VIEWPOINT: 'Free' health care not solution for U.S.

May 06, 2008 07:58 pm

By DAVID TROUT
This is in response to the editorial in the April 16 issue of The Herald Bulletin that was reprinted in the Lafayette Journal & Courier on April 19.
‘Crisis is the clarion call of the tyrant.” This has been variously attributed to Pericles, Julius Caesar and others. No matter who first said it, the truth is still there. So it is with the “health care crisis.”
Reportedly, there are 46 million people in the United States without health insurance. But that figure includes everyone who had no insurance even for one day or even a few hours in the year in question. Those between jobs and who were without insurance for one day, those who choose not to be insured, the homeless (meaning bums), and those who cannot afford it are all included in that number. However, one can always get care by going to any emergency room. One must receive care, and if the emergency room staff cannot do the care, that patient will be assigned to a general physician or specialist who will do the care. I have cared for those patients many times during my medical career. One of the requirements of being on any hospital staff is to care for patients who are referred by the ER. If people die because of lack of health care, it is due to their own negligence, and not the fault of “The System”.
In the UK, you are taken off renal dialysis when you are over age 55, and one must wait for up to two years for a joint replacement. The costs of waiting in a wheelchair and removal from dialysis cannot be measured accurately. Of course, these don’t appear in the government statistics, but are real costs of delayed government health care that are displaced into other categories and onto the patient in the form of suffering and lost work.

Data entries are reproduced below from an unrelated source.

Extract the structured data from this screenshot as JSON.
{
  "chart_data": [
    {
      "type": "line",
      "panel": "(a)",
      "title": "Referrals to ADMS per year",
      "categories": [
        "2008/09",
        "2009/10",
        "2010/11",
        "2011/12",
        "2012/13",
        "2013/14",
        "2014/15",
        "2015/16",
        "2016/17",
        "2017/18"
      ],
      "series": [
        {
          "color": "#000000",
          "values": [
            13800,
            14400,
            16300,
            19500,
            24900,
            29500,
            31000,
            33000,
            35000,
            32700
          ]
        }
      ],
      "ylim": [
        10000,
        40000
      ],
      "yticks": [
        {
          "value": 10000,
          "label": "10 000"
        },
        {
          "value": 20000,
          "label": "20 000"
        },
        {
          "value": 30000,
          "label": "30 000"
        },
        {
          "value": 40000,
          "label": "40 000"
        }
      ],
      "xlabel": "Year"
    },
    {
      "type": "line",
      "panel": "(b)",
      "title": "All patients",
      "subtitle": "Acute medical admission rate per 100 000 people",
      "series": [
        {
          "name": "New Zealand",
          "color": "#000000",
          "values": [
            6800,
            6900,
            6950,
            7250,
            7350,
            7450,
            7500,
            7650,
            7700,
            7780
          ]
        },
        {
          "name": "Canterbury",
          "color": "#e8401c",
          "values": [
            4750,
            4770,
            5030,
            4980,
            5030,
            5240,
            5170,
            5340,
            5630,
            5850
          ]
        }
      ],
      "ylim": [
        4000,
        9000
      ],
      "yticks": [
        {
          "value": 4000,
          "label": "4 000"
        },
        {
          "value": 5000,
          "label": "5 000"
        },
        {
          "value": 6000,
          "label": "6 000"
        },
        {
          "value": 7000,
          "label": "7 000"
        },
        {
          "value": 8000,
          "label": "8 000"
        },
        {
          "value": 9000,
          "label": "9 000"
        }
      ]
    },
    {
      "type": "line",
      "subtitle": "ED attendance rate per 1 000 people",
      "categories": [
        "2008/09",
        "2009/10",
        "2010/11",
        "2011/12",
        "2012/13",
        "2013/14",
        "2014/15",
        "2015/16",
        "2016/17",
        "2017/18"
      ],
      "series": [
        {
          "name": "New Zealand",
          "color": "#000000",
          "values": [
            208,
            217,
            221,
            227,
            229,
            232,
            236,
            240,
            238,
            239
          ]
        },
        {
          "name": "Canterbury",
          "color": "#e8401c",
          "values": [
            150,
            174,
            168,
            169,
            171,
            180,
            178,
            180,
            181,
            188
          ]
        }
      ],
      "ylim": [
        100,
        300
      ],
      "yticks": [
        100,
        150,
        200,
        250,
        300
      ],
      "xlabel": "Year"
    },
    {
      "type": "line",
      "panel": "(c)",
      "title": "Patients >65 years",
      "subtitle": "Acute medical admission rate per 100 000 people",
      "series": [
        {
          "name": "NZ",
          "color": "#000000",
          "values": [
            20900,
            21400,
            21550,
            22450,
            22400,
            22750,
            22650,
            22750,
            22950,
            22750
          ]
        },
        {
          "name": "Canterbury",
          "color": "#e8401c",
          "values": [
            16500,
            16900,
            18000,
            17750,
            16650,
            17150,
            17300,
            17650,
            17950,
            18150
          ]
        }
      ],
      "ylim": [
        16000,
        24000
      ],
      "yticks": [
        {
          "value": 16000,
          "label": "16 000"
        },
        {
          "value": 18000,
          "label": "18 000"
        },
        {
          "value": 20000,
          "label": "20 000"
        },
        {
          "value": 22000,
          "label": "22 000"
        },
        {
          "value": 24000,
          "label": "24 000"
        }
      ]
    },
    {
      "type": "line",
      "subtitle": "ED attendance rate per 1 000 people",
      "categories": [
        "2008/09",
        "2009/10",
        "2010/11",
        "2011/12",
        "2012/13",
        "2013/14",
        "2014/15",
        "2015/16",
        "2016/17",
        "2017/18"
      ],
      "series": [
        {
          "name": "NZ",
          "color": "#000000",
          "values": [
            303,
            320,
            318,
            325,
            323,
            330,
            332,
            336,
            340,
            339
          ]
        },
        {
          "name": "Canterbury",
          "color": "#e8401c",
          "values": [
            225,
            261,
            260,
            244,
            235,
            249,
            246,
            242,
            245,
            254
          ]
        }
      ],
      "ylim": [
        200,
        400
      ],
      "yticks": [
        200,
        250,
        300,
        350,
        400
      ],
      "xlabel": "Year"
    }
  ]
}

There are several groups in Canada, one is called the Canadian Health Care Anti-Fraud Association, that keep track of the number of patients who have died while waiting for government health care. Some of these groups say that many die for want of treatment, because of denied treatment, or while waiting for approval for treatment.  They accuse the government of killing more than many other causes of death in the Canadian population. There is no category in the government statistics for that expense.
When I was still in practice, I used to take a magazine called Medical Economics. In one issue, there was an article about a man whose dog had a seizure. He took the dog to the veterinarian that day. He was told the dog needed a CT scan, and it could be done that night at the hospital. The man asked why he had to wait for three months for a sinus CT, but his dog could get a brain CT that night. The answer was that the government gave the hospital enough money to run the scanner until 10 p.m. After that, the veterinarians could use it. That story was later followed up and was admitted to be true.
Early on, when CT scanners were relatively new, Seattle had more scanners than Canada. I believe we even had one in Lafayette very soon after that.
Isn’t it ironic that Canadians often come to the United States for the care they need, and Americans are increasingly looking to Canada for a health care model.
The hidden costs of government provided health care, not only in terms of dollars, but also in terms of suffering, are astronomical. If you think health care is too expensive and hard to get now, just wait until it is “free.”
David Trout is a resident of Lafayette.